Falar sobre cinema negro no Brasil é, antes de tudo, escancarar uma ferida: a de um país que ainda limita, silencia e tenta capturar a existência negra mesmo nos espaços que deveriam nos libertar — como o da arte. Em pleno 2025, seguimos enfrentando o paradoxo de sermos maioria na população e minoria nas narrativas que circulam, emocionam e moldam o imaginário nacional.
A presença de pessoas negras nas telas, atrás das câmeras e nas decisões do audiovisual não pode ser reduzida a uma pauta de “representatividade”. Vai muito além disso. É sobre humanidade. É sobre nos vermos como sujeitos plenos, complexos, criadores. É sobre romper com um sistema que, por muito tempo, nos confinou a estereótipos, caricaturas ou à completa ausência.
Mesmo com avanços recentes, o cinema brasileiro ainda é profundamente atravessado por um modelo de produção excludente, onde o “universal” continua sendo branco, cis, masculino e burguês.
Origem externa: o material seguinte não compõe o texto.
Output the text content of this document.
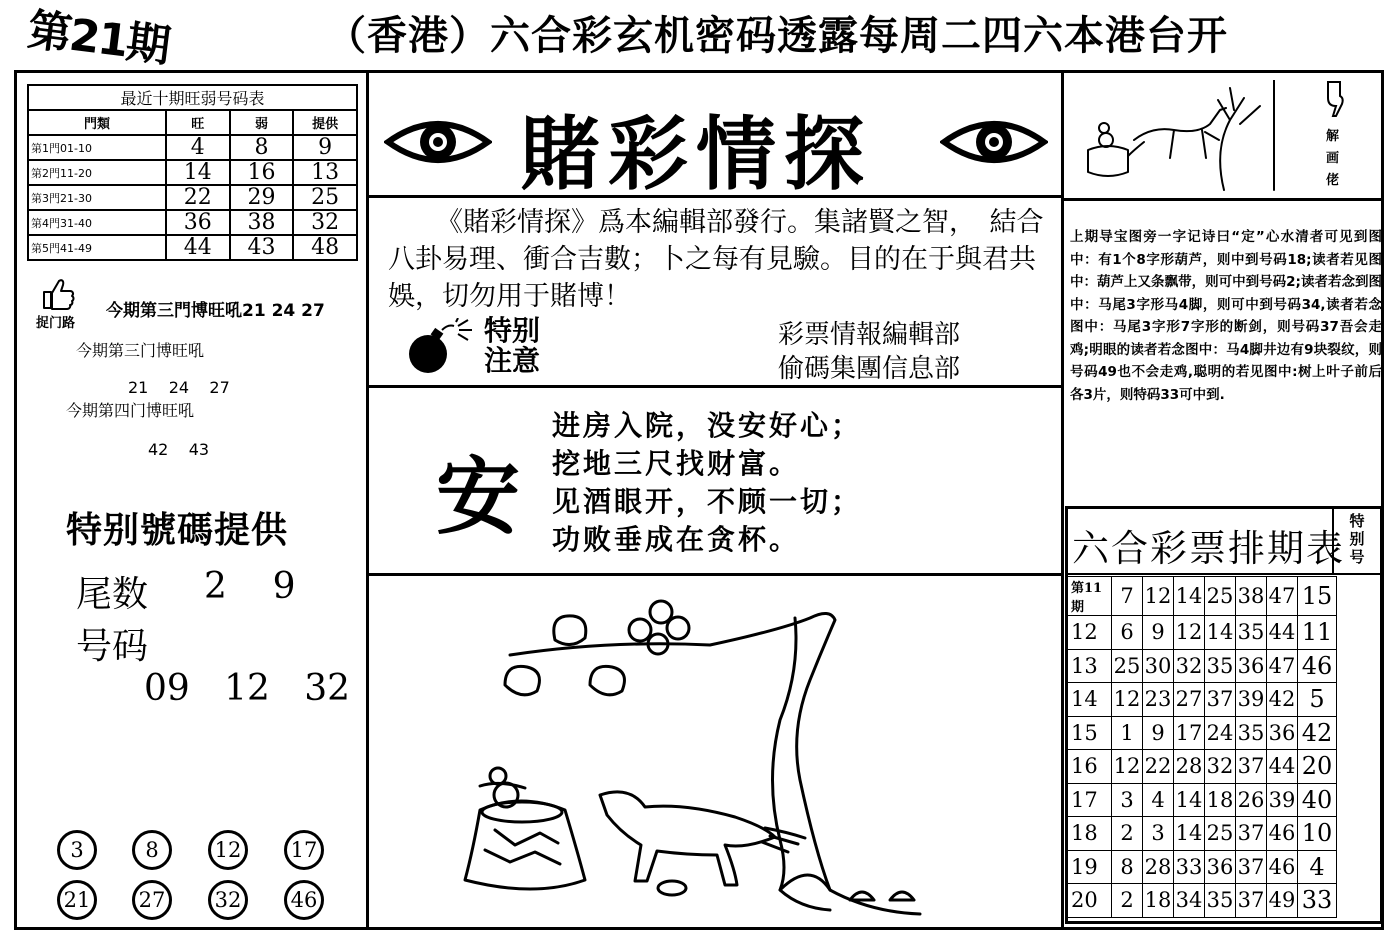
第21期	（香港）六合彩玄机密码透露每周二四六本港台开
最近十期旺弱号码表			
門類	旺	弱	提供
第1門01-10	4	8	9
第2門11-20	14	16	13
第3門21-30	22	29	25
第4門31-40	36	38	32
第5門41-49	44	43	48
捉门路
今期第三門博旺吼21 24 27
今期第三门博旺吼
21    24    27
今期第四门博旺吼
42    43
特别號碼提供
尾数 2    9
号码
09   12   32
3	8	12	17
21	27	32	46
賭彩情探
《賭彩情探》爲本編輯部發行。集諸賢之智，　結合八卦易理、衝合吉數；卜之每有見驗。目的在于與君共娛，切勿用于賭博！
特别
注意
彩票情報編輯部
偷碼集團信息部
安
进房入院，没安好心；
挖地三尺找财富。
见酒眼开，不顾一切；
功败垂成在贪杯。
解
画
佬
上期导宝图旁一字记诗曰“定”心水清者可见到图中：有1个8字形葫芦，则中到号码18;读者若见图中：葫芦上又条飘带，则可中到号码2;读者若念到图中：马尾3字形马4脚，则可中到号码34,读者若念图中：马尾3字形7字形的断剑，则号码37吾会走鸡;明眼的读者若念图中：马4脚井边有9块裂纹，则号码49也不会走鸡,聪明的若见图中:树上叶子前后各3片，则特码33可中到.
六合彩票排期表
特别号
第11期	7	12	14	25	38	47	15
12	6	9	12	14	35	44	11
13	25	30	32	35	36	47	46
14	12	23	27	37	39	42	5
15	1	9	17	24	35	36	42
16	12	22	28	32	37	44	20
17	3	4	14	18	26	39	40
18	2	3	14	25	37	46	10
19	8	28	33	36	37	46	4
20	2	18	34	35	37	49	33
E quando corpos negros ocupam a cena, muitas vezes somos usados como produto, como isca, sem que isso se reflita em poder real, autoria ou remuneração justa. A pergunta que não cala é: quem lucra com as narrativas negras hoje? E, mais importante, quem as controla?
A mostra Intérprete do Brasil, em homenagem a Grande Otelo, por exemplo, nos faz lembrar que resistir também tem um custo. Otelo foi gênio, presença viva e rasgo simbólico num cinema que queria engessá-lo. Mas quantos artistas negros ainda adoecem tentando existir dentro de uma indústria que nos empurra para os cantos? Que ainda nos nega o direito de apenas criar?
O surgimento do que se chama de QuilomboCinema, uma rede de cineastas, curadoras e pesquisadores negros que estão ocupando espaços de decisão, é um sopro de futuro. Mas não sem esforço. Cada filme, cada edital, cada mostra conquistada é fruto de muita luta — e cansaço. Porque a descaptura exige muito mais de quem nunca teve o privilégio de apenas “fazer cinema”. Fazer cinema negro no Brasil ainda é, em muitos casos, lutar para continuar de pé.
O cinema negro é cinema brasileiro, sim. É ele quem mostra o que o país tenta apagar. É ele que reinventa os modos de contar, que propõe novas estéticas, novas narrativas, novas formas de amar e resistir. Porque no fundo, é isso: fazer cinema negro é um ato de amor — por nós, pelos nossos, pelas histórias que ninguém mais vai contar se a gente não insistir em existir.